At the root of this planned approach, however, is a set of technical problems around resource allocation that just won't go away.
- What happens, as is inevitable, if one region has better soil/land and produces more of a certain crop or mineral? Should they be denied privileged use of it?
- What happens if a worker or a region of workers have a particularly intellectual or creative aptitude, or work ethic, or other advantage that leads to increased production? Is this surplus something that should be denied them?
- Even more surprising is what happens if a certain region or individual needs /less/ than their fellow society members. How is the surplus they don't use reallocated?
- What about a situation where a region is disadvantaged in a certain way, for example in a very cold and hostile environment, such that workers cannot work as much as those in other areas, or require support that leads to other kinds of advantage?
These problems are not the fundamental questions of human need or justice, which might be agreed abstractly by the basic functioning of the economic protocols. They are instead issues of contextual imbalance that make allocation more complicated, and even if they can be resolved, lead to endless allocation corrections and debates.
And none of this yet covers what happens if the situation for resource allocation changes after a plan has been set: either because preferences change, or the output has been shown to be ineffective to need, or because of some external factor, such a as natural disaster. The last thing you imagine people want to be doing after a hurricane is working a redraft of the production plan.
This is not at all to say that the market economy doesn't have it's own severe problems, with maybe worse effects. But they do help explain why the market approach, with its automaticity, has an advantage.
And likewise, this isn't to say that the goal, of a more just and sustainable economy, even the means, of more participatory structuring and more algorithmic support the economy, aren't good. The question is how to do it.
On the basis that this proposal, even if it isn't a mixed market democratic economy, could flow from such a status quo, we might usefully spend time checking at least two things: the capacity of computers to actually compute price, or co-ordinate protocols; and the capacity of humans to co-govern, with or without computer support.
These are the things that seem underinvestigated in general: economics is cagey about actually completing the project of input-output modelling, even though computers are now available to help; and social theorists and political economists are slow to propose massive upgrades to public engagement and participation that would be required to activate AB's model.

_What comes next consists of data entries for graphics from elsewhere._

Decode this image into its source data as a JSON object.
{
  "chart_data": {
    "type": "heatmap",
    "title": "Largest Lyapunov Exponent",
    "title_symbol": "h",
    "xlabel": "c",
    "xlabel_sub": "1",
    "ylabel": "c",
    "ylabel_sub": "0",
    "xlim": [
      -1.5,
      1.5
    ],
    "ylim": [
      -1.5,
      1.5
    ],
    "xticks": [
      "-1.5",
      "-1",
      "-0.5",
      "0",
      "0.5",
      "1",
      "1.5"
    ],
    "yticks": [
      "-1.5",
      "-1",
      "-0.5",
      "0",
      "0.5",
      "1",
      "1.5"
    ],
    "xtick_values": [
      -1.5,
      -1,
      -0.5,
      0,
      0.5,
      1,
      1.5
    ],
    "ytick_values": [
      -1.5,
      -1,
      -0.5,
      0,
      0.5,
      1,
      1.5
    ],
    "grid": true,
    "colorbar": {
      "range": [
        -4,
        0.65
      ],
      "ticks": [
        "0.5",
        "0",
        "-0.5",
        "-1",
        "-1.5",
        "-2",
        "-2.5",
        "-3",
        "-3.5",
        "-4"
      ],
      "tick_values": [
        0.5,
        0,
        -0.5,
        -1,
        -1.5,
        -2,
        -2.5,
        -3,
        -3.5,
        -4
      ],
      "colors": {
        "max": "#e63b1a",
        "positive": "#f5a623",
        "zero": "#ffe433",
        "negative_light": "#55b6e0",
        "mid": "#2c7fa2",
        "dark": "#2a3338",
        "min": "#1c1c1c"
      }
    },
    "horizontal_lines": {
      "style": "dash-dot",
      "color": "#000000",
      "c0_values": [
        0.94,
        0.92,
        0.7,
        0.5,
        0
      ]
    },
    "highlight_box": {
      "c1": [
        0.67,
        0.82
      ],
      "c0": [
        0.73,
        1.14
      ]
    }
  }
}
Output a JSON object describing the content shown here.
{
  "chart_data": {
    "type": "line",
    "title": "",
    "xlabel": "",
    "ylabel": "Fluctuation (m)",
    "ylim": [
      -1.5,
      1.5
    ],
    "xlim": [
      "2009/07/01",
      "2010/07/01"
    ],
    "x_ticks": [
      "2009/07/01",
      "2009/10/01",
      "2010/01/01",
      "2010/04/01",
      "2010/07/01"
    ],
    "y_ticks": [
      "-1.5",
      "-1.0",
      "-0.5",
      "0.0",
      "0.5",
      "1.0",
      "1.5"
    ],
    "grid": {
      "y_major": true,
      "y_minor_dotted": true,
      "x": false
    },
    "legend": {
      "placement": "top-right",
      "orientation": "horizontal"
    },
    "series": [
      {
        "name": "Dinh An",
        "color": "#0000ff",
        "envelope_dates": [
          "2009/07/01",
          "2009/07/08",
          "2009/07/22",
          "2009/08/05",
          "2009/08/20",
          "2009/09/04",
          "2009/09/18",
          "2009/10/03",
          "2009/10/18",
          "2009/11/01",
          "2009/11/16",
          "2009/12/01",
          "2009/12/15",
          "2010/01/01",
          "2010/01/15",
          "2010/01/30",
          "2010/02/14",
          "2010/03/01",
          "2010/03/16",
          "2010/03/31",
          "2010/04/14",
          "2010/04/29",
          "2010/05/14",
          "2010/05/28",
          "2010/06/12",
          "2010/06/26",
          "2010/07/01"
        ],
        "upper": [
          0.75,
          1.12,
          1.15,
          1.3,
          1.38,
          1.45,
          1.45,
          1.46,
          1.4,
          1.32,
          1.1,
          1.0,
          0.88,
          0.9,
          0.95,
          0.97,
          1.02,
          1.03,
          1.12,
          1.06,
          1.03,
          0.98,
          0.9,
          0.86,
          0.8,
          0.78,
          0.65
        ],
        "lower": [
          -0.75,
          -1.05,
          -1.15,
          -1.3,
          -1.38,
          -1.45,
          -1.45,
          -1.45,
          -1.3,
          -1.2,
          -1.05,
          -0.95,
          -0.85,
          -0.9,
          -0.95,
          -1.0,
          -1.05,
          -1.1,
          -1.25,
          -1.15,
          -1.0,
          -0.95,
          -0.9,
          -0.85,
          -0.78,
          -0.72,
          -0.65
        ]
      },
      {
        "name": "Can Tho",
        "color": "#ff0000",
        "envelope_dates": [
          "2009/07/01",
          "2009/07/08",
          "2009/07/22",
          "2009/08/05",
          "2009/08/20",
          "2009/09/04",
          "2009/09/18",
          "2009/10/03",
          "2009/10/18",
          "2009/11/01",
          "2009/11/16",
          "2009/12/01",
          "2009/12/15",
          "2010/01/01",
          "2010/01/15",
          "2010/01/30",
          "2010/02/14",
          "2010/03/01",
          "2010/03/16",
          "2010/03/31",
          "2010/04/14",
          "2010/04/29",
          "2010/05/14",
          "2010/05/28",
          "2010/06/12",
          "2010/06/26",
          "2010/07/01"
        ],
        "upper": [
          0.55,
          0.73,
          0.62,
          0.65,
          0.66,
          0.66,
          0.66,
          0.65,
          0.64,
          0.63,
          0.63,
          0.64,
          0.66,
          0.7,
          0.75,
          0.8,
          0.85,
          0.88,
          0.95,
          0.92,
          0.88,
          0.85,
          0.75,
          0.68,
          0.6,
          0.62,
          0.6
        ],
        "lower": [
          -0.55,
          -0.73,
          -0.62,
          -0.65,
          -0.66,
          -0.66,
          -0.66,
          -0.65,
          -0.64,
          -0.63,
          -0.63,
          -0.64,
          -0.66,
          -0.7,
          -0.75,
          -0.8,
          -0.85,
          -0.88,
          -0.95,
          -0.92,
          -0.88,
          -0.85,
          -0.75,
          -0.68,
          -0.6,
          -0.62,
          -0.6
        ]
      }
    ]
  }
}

Two things that might help are nested goal setting and generous performance margins.
If the sustainability performance goal can be set at a high level for the economy, and then each production sector within it has a nested contribution to it, that requires much less co-ordination than each sector doing it's own plan.
And if each sector, or region, has a wide performance margin, so the economy will function whether they come in over or under their allocation, that adds a lot of flexibility to the system, and again a reduction in the requirement for permanent micro-planning.
Either way, economic reform is urgent for environmental and social goals, and systemic proposals are very welcome! Thanks, Aaron for the update!
Image is of Victor Glushkov, presenting his work on cybernetic computing to manage and plan the Soviet economy.